Saturday was the first annual ARDevCamp (Augmented Reality Developer Camp). Originating in San Francisco, with an East coast camp quickly organized in New York City. It was embraced with such enthusiasm that smaller satellite camps were organized in Amsterdam, Netherlands; Brisbane, Australia; Seoul, South Korea; Manchester, UK and others.
I’ve said many times that the community surrounding AR, especially mobile AR, is like Déjà vu from the early days of the web. There is something unique happening here, something technologically revolutionary, and the word is spreading.
The best thing about these events is meeting other people that share a common interest, that share your enthusiasm. I can talk about this with friends and business acquaintances… to a point. But I’m the one talking. Some have a top-line knowledge, but with most I’m sharing information and they’re asking questions. Among this circle, I’m in the median. A little more knowledge than some, but a lot less than many others. Seeing new things, picking up new knowledge.
The only formal presentation was Ohan Oda, showing his Goblin XNA project, part of his Ph.D. study at Columbia. One one his colleagues, Dr. Steven K. Feiner, Professor of Computer Science at Columbia shed additional light on the project. Matt Shapoff was industrious enough to get this live-streamed from his laptop:
Ohan Oda was kind enough to share his slide presentation.
The real highlight was finally meeting Noah Zerkin, whose worked I’ve followed and with whom I’ve corresponded, but only now just met. He was generous enough to let me demo a Microvision Nomad HMD. This older discontinued model was a monochrome display in red, which had a look eerily reminiscent of the Terminator.
Noah does NASA funded research in the Neurology Department Human Aerospace Lab at Mount Sinai Medical Center. He has particular expertise in dataglove technology, but is also a connoisseur of video eyewear.
After posting a tweet regarding the Microvision display, I received a message from a friend in California who works for NASA, inviting me to demo the Mars seamless virtual reality CAVE at NASA’s Jet Propulsion Laboratory. A “CAVE” system uses similar stereoscopic 3D technology as an IMAX theater wearing polarized lenses, but with screens projected onto the walls of a cube that the viewer stands inside of… and a “seamless” CAVE has a curved wall interior. I plan to take him up on his generous offer as soon as I can get back out West.
As the evening wound down, Steven Feiner, Tish Shute and Heidi Hysell appeared intent to talk augmented reality game-play into the night, but I had other plans.
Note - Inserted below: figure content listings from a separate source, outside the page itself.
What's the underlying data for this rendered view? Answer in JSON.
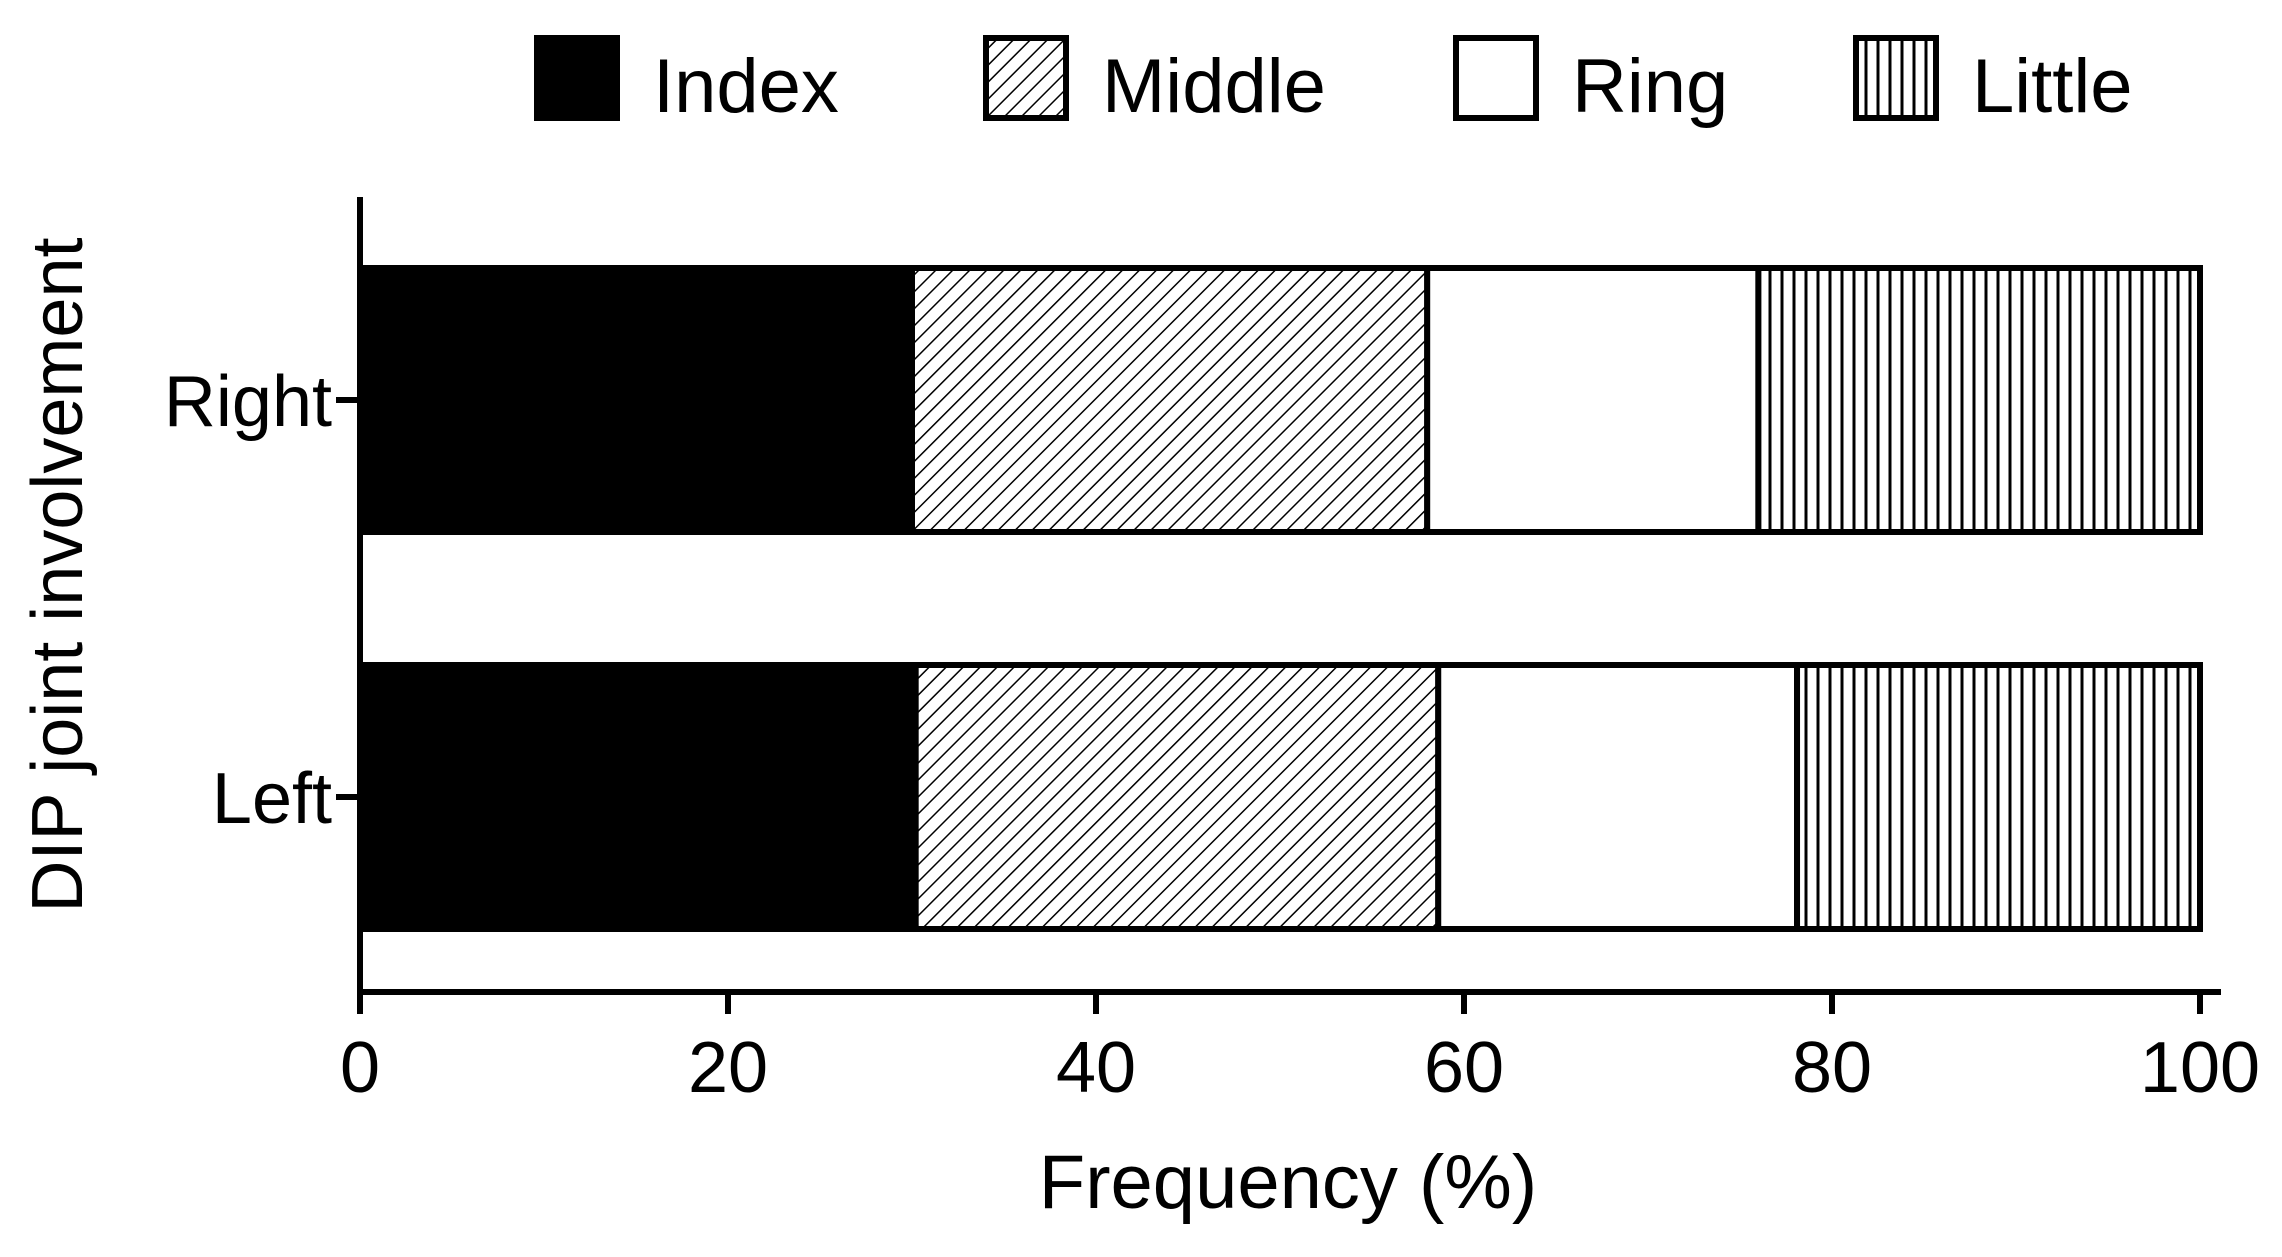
{
  "chart_data": {
    "type": "bar",
    "orientation": "horizontal",
    "stacked": true,
    "title": "",
    "xlabel": "Frequency (%)",
    "ylabel": "DIP joint involvement",
    "xlim": [
      0,
      100
    ],
    "x_ticks": [
      "0",
      "20",
      "40",
      "60",
      "80",
      "100"
    ],
    "categories": [
      "Right",
      "Left"
    ],
    "series": [
      {
        "name": "Index",
        "values": [
          30,
          30.2
        ],
        "fill": "#000000",
        "pattern": "solid"
      },
      {
        "name": "Middle",
        "values": [
          28,
          28.4
        ],
        "fill": "#ffffff",
        "pattern": "diagonal-hatch"
      },
      {
        "name": "Ring",
        "values": [
          18,
          19.5
        ],
        "fill": "#ffffff",
        "pattern": "none"
      },
      {
        "name": "Little",
        "values": [
          24,
          21.9
        ],
        "fill": "#ffffff",
        "pattern": "vertical-lines"
      }
    ],
    "legend": {
      "position": "top",
      "entries": [
        "Index",
        "Middle",
        "Ring",
        "Little"
      ]
    },
    "grid": false
  }
}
My good friend Al Risi had the run of the Gibson Guitars NYC Showroom, in the former space of The Hit Factory recording studio, for a private birthday party for both himself and Jessica Daponte… and a few hundred of their closest friends. Our highlight was hearing jam sessions with both Kenny Kramme and Ric Agudelo. Two good friends, both drummers, neither of whom I had ever seen play.
Much of Sunday was spent following the Humanity + Summit (streamed live on TechZulu). This was the first event organized by The World Transhumanist Association since they changed their name to HumanityPlus (with the acquisition of H+ magazine, to which I contribute).
I watched all four of the speaker in the Artificial Intelligence series. Ben Goertzel’s presentation was particularly entertaining. Although it was streamed, it does not (yet anyway) appear to have been posted anywhere. Hopefully they will eventually post the lectures on the HumanityPlus website. There were many speakers, Alex Lightman, RU Sirius and Brian Selzer among others, whose talks I would still like the opportunity to see. If and when they do so I will update this page. Two clips:
Brian Selzer: Reinventing Reality with AR.
Ed Lantz: Pervasive Projections and Social Space.
You can view 36 videos from the Humanity + Summit in this directory.
And this officially begins the holiday season party week. How will anything live up to this weekend?